The global summit hosted by the UK Government on 9 July 2020 attracted only the attendance of just fifteen countries. Thirteen pledged to take action to help cut through bureaucratic red tape preventing crew changes, which is a ‘step in the right direction’ according to BIMCO but hardly what was needed in terms of international support for a very real humanitarian problem.

There is a defence of course that the virus itself and the safety conditions which it engenders inhibits attendance at such events, but video conferencing is proving an acceptable substitute, even at government level. Additionally those who did attend represent some of the big hitters in terms of ship owning and crewing, but that avoids the fact that of all the 174 nations represented at the International Maritime Organization (IMO) just over 7% actually turned up and agreed to try and do something.

Now BIMCO has said that, whilst it was positive that notable maritime nations attended and pledged support, and there has been encouraging news since then, it remains concerned about both the number of participants and the lack of timescales for concrete actions, with David Loosley saying:

“The absence of many key countries from the international community at the summit highlights the apparent indifference of some governments towards the crew change crisis and their lack of understanding of the critical role seafarers play in keeping international trade moving.”

In the past few months, the shipping industry has spurred itself into action to find ways to overcome the obstacles that have made crew changes so difficult to perform. The industry has created safety protocols, conducted media interviews, chartered flights, rerouted ships, written to politicians, made noise in ports and on social media; people have worked tirelessly in crewing offices around the world to find their way through bureaucratic mazes, and around cancelled flights, to get crews home and onto the ships.

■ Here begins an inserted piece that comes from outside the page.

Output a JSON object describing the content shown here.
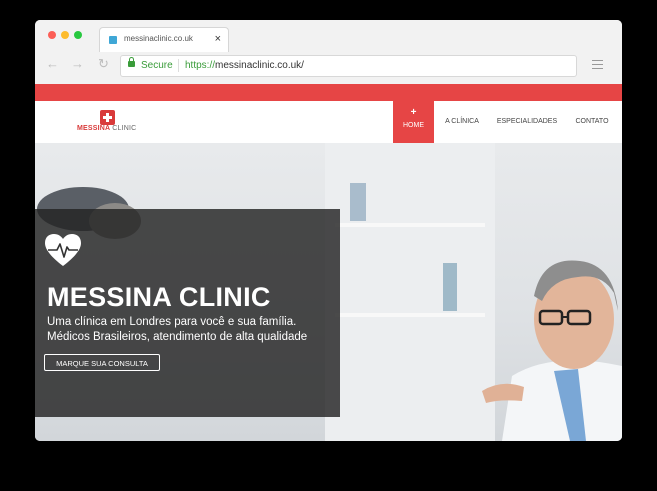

At a practical level, BIMCO has appealed to ship owners and those who hire the services of their ships to work together to carry out crew changes. If ship owners are unable to make crew changes at the ports where the ship visits, then they should not be penalised if they must carry out the crew change elsewhere. The ability of a ship to continue operating safely depends on regular crew changes to avoid fatigue.

In the exceptional circumstances created by the pandemic agreement is needed that crew changes are a common benefit and that those hiring the ships should be willing to contribute to the process. Loosley continued:

“BIMCO has created a tangible contractual solution to allow crew changes to happen through a cooperative approach, and now it is the turn of governments to play their vital part and cut the red tape, not just talk about it. Now is not the time for inward looking nationalism, all governments need to step up to the mark and work together to provide a tangible international solution to a pressing international problem; robust, decisive and immediate action is needed to bring our seafarers home safely.”